Survivors after acute respiratory distress syndrome (ARDS) due to coronavirus disease 2019 (COVID-19) are at high risk of developing respiratory sequelae and functional impairment. The healthcare crisis caused by the pandemic hit socially disadvantaged populations. We aimed to evaluate the influence of socio-economic status on respiratory sequelae after COVID-19 ARDS.
We carried out a prospective multicenter study in 30 French intensive care units (ICUs), where ARDS survivors were pre-enrolled if they fulfilled the Berlin ARDS criteria. For patients receiving high flow oxygen therapy, a flow ≥ 50 l/min and an FiO ≥ 50% were required for enrollment. Socio-economic deprivation was defined by an EPICES (Evaluation de la Précarité et des Inégalités de santé dans les Centres d'Examens de Santé - Evaluation of Deprivation and Inequalities in Health Examination Centres) score ≥ 30.17 and patients were included if they performed the 6-month evaluation. The primary outcome was respiratory sequelae 6 months after ICU discharge, defined by at least one of the following criteria: forced vital capacity < 80% of theoretical value, diffusing capacity of the lung for carbon monoxide < 80% of theoretical value, oxygen desaturation during a 6-min walk test and fibrotic-like findings on chest computed tomography.

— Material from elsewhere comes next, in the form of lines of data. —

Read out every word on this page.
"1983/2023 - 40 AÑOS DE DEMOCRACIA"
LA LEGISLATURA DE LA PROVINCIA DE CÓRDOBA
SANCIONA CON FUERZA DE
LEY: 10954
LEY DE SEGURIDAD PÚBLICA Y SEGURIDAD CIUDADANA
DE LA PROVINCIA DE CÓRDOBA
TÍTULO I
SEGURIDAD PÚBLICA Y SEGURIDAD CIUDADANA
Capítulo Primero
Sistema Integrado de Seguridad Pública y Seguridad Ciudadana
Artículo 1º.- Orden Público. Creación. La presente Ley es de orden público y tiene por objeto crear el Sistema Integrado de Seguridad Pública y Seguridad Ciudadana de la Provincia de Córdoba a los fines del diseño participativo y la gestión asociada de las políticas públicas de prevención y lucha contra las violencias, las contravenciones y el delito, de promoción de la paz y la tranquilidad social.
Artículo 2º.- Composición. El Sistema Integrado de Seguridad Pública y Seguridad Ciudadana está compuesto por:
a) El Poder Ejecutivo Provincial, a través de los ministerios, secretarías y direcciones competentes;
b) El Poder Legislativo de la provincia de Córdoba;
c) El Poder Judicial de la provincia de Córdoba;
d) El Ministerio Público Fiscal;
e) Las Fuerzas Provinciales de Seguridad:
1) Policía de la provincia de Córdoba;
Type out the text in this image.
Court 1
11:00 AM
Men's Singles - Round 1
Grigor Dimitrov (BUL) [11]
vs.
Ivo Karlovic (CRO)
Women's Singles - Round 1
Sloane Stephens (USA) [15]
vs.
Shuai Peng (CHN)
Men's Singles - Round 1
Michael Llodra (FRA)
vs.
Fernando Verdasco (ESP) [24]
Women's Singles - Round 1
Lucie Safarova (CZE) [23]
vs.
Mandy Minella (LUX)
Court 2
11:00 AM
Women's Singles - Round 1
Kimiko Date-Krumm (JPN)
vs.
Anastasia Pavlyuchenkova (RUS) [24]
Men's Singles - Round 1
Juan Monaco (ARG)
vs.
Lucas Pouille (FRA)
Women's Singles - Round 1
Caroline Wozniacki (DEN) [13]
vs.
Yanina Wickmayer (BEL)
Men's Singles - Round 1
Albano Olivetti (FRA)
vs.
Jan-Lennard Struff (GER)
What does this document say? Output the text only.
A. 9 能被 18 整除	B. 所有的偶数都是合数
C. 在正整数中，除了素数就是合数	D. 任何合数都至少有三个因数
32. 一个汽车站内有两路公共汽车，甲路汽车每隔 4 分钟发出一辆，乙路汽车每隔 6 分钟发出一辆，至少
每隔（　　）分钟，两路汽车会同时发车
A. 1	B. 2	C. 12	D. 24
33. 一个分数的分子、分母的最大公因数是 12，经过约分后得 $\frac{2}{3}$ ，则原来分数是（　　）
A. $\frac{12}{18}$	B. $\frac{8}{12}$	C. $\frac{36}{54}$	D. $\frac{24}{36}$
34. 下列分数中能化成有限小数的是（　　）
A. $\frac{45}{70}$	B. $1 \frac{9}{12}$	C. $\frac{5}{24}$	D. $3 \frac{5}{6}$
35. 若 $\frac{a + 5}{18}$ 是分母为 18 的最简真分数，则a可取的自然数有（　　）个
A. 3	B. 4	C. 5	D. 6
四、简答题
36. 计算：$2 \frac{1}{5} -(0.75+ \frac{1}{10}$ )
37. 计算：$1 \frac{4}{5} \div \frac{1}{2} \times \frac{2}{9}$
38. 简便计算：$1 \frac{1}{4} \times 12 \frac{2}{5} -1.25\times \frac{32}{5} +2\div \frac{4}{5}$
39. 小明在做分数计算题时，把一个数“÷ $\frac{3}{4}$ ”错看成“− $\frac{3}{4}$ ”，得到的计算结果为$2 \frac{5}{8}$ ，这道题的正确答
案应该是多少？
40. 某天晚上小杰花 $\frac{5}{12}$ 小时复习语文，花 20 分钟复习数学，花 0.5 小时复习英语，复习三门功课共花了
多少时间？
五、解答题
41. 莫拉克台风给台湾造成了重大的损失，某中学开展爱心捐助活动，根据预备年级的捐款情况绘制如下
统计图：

Among 401 analyzable patients, 160 (40%) were socio-economically deprived and 241 (60%) non-deprived; 319 (80%) patients had respiratory sequelae 6 months after ICU discharge (81% vs 78%, deprived vs non-deprived, respectively). No significant effect of socio-economic status was identified on lung sequelae (odds ratio (OR), 1.19 [95% confidence interval (CI), 0.72-1.97]), even after adjustment for age, sex, most invasive respiratory support, obesity, most severe P/F ratio (adjusted OR, 1.02 [95% CI 0.57-1.83]).
In COVID-19 ARDS survivors, socio-economic status had no significant influence on respiratory sequelae 6 months after ICU discharge.
2019冠状病毒病(COVID-19)所致急性呼吸窘迫综合征(ARDS)幸存者发生呼吸后遗症和功能障碍的风险很高。这场大流行引发的医疗危机对社会弱势群体造成了冲击。我们旨在评估社会经济状况对COVID-19 ARDS后呼吸后遗症的影响。
我们在法国的30个重症监护病房(ICU)开展了一项前瞻性多中心研究,若ARDS幸存者符合柏林ARDS标准,则预先登记入组。对于接受高流量氧疗的患者,入组要求流量≥50升/分钟且吸入氧分数≥50%。社会经济剥夺由EPICES(健康检查中心的贫困与健康不平等评估)评分≥30.17定义,若患者完成6个月评估则纳入研究。主要结局是ICU出院后6个月的呼吸后遗症,定义为符合以下至少一项标准:用力肺活量<理论值的80%、肺一氧化碳弥散量<理论值的80%、6分钟步行试验期间氧饱和度下降以及胸部计算机断层扫描显示纤维化样表现。
在401例可分析患者中,160例(40%)存在社会经济剥夺,241例(60%)不存在社会经济剥夺;319例(80%)患者在ICU出院后6个月有呼吸后遗症(社会经济剥夺组与非剥夺组分别为81%和78%)。未发现社会经济状况对肺部后遗症有显著影响(优势比(OR)为1.19[95%置信区间(CI)为0.72 - 1.97]),即使在对年龄、性别、最具侵入性的呼吸支持、肥胖、最严重的P/F比值进行调整后也是如此(调整后的OR为1.02[95%CI为0.57 - 1.83])。
在COVID-19 ARDS幸存者中,社会经济状况对ICU出院后6个月的呼吸后遗症无显著影响。